After wintering with their hospitable friends, Mr. and Mrs. Hinman pursued their journey the following spring, and, after a toilsome march, attended by no further startling incidents, reached their destination in Oregon.
There in their new home, which Mrs. H———, by her industry and watchfulness, contributed so largely to make, they found ample scope for the exercise of those qualities which they had proved themselves to possess. It is men and women like these whom we must thank for building up our empire on that far off coast.
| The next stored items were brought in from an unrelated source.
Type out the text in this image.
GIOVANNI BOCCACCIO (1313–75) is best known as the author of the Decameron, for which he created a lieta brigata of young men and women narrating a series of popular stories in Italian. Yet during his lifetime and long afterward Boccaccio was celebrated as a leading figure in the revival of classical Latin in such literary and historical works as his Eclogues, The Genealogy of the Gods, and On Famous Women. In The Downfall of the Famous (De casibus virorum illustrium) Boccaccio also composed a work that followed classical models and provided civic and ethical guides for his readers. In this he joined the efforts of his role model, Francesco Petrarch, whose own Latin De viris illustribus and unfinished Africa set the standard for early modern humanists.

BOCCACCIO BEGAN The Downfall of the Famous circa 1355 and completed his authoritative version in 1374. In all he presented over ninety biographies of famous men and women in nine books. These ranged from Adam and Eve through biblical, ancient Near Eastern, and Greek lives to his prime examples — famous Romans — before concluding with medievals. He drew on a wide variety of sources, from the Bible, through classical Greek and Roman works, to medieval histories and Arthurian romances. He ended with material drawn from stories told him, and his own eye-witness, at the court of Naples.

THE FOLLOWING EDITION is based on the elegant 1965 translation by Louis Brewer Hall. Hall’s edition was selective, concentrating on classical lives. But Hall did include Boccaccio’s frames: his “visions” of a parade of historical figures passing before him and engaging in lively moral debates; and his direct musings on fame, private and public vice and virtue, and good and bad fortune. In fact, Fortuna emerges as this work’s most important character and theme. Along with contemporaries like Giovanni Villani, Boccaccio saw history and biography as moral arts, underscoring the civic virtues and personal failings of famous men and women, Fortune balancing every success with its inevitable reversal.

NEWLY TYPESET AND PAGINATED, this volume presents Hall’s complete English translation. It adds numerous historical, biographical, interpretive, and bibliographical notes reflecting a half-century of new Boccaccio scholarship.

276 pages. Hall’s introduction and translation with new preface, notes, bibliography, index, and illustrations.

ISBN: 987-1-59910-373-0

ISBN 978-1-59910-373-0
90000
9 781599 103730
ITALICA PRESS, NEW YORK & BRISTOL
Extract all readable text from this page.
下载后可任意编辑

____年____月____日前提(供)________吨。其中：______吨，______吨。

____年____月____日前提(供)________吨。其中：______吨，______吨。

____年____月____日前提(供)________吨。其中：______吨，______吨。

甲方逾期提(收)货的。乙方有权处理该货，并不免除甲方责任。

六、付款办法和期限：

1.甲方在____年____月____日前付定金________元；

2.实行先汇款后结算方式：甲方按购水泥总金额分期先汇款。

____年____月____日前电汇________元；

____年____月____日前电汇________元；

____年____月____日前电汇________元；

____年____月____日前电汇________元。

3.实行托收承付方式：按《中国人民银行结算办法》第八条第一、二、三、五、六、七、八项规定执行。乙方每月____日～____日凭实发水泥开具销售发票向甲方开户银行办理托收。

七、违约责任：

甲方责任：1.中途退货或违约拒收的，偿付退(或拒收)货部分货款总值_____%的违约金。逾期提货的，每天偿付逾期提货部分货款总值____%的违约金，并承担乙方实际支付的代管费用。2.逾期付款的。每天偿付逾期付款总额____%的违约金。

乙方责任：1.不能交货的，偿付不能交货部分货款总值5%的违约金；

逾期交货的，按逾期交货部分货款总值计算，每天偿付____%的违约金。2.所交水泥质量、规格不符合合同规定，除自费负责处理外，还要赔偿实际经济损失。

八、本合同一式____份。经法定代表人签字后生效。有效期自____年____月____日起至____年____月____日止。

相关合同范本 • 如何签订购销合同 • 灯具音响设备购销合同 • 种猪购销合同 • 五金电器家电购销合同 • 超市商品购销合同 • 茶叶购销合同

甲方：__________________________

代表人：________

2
The old hunters and gold-seekers in that region are the faithful depositaries of the mountain legends respecting the adventures of the early emigrants, and the observers and annotators, as it were, of the passages made by the pioneers in later times. Around their camp fires at night, when their repast is made and their pipes lighted, they beguile the lonely hours with tales of dreadful suffering, or of hairbreadth escapes from danger, or of heroism displayed by mountain wayfarers. This, as we have elsewhere remarked, is the hunters' pastime.
While a hunting party were once threading the defiles of the mountain, they espied below them in the valley certain suspicious signs. Approaching the spot, they discovered that a train of emigrants had been attacked by the savages, their wagons robbed, their oxen killed, a number of the party massacred and scalped, and the rest dispersed.